Is spending too much time on the internet a bad habit or a serious addiction? Researchers at Stanford University are trying to determine just that.

In a study based on a random telephone survey of 2,513 adults across America, researchers found of the 56.3 per cent who responded, one out of eight exhibited at least one symptom of what could be classified as internet addiction.

"We often focus on how wonderful the internet is, how simple and efficient it can make things,'' said lead author Elias Aboujaoude in a statement.

"But we need to consider the fact that it creates real problems for a subset of people.''

Abuse

Aboujaoude, director of Stanford's Impulse Control Disorders Clinic, quickly added it was premature to say whether survey respondents actually had a clinical disorder because more research was needed.

"Problematic internet use, based on my clinical experience and other published studies, is not limited to online gambling or pornography, although these venues receive the most media coverage for obvious reasons,'' Aboujaoude said.

"People can also abuse chat rooms, blogs, online auction sites, special interest websites, etc.''

An estimated 160 million Americans regularly use the internet. A small but growing number of internet users, the study said, are starting to visit their doctors for help with unhealthy attachments to cyberspace.

The study was published in the International Journal of Neuropsychiatric Medicine.

Dr Kenneth Skodnek, director of addiction services at Nassau University Medical Centre on Long Island, New York, said the real question is how to measure Internet overuse.

"My sense is it is not whether or not the use of the internet can be an addiction, but how big of a problem it really is,'' Skodnek said. "I think it is a problem for some people.''

Good and bad

Julian Pessier, assistant director of the Stony Brook University Counselling Centre on Long Island, which provides counselling and psychiatric services to students, said that the number of people addicted to the internet is probably much higher than the Stanford study indicated.

Pessier said that he has counselled students who have difficulty managing their internet use. But he has also counselled other students for whom cyberspace has opened up a new world of social interactions that would not have been possible otherwise.

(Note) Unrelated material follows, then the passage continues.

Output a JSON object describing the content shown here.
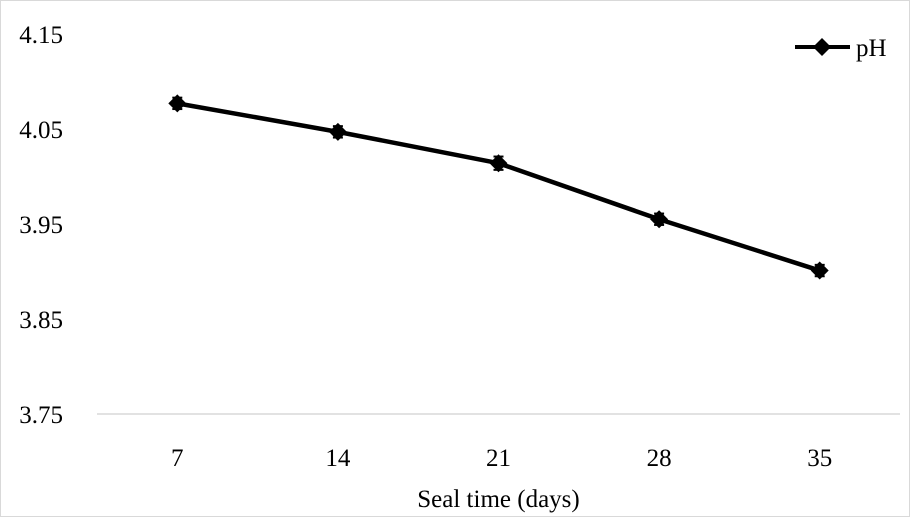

He said internet overuse shouldn't only be framed as a disorder.

"The problem is out there but not necessarily out there in the way they define it for the survey,'' Pessier said. "There is good and bad.''

In the Stanford telephone survey, participants were asked eight key questions about their time in cyberspace, including whether personal relationships have suffered as a result from excessive internet use, whether a person went online to escape problems or relieve a negative mood, and whether a person had tried or been successful at cutting back on internet use.

The survey, conducted in the spring and summer of 2004, did not track internet venues most visited.

Those who responded on average were age 48 and middle-class, earning between $50,000 and 150,000 (Dh183,655 and 550960).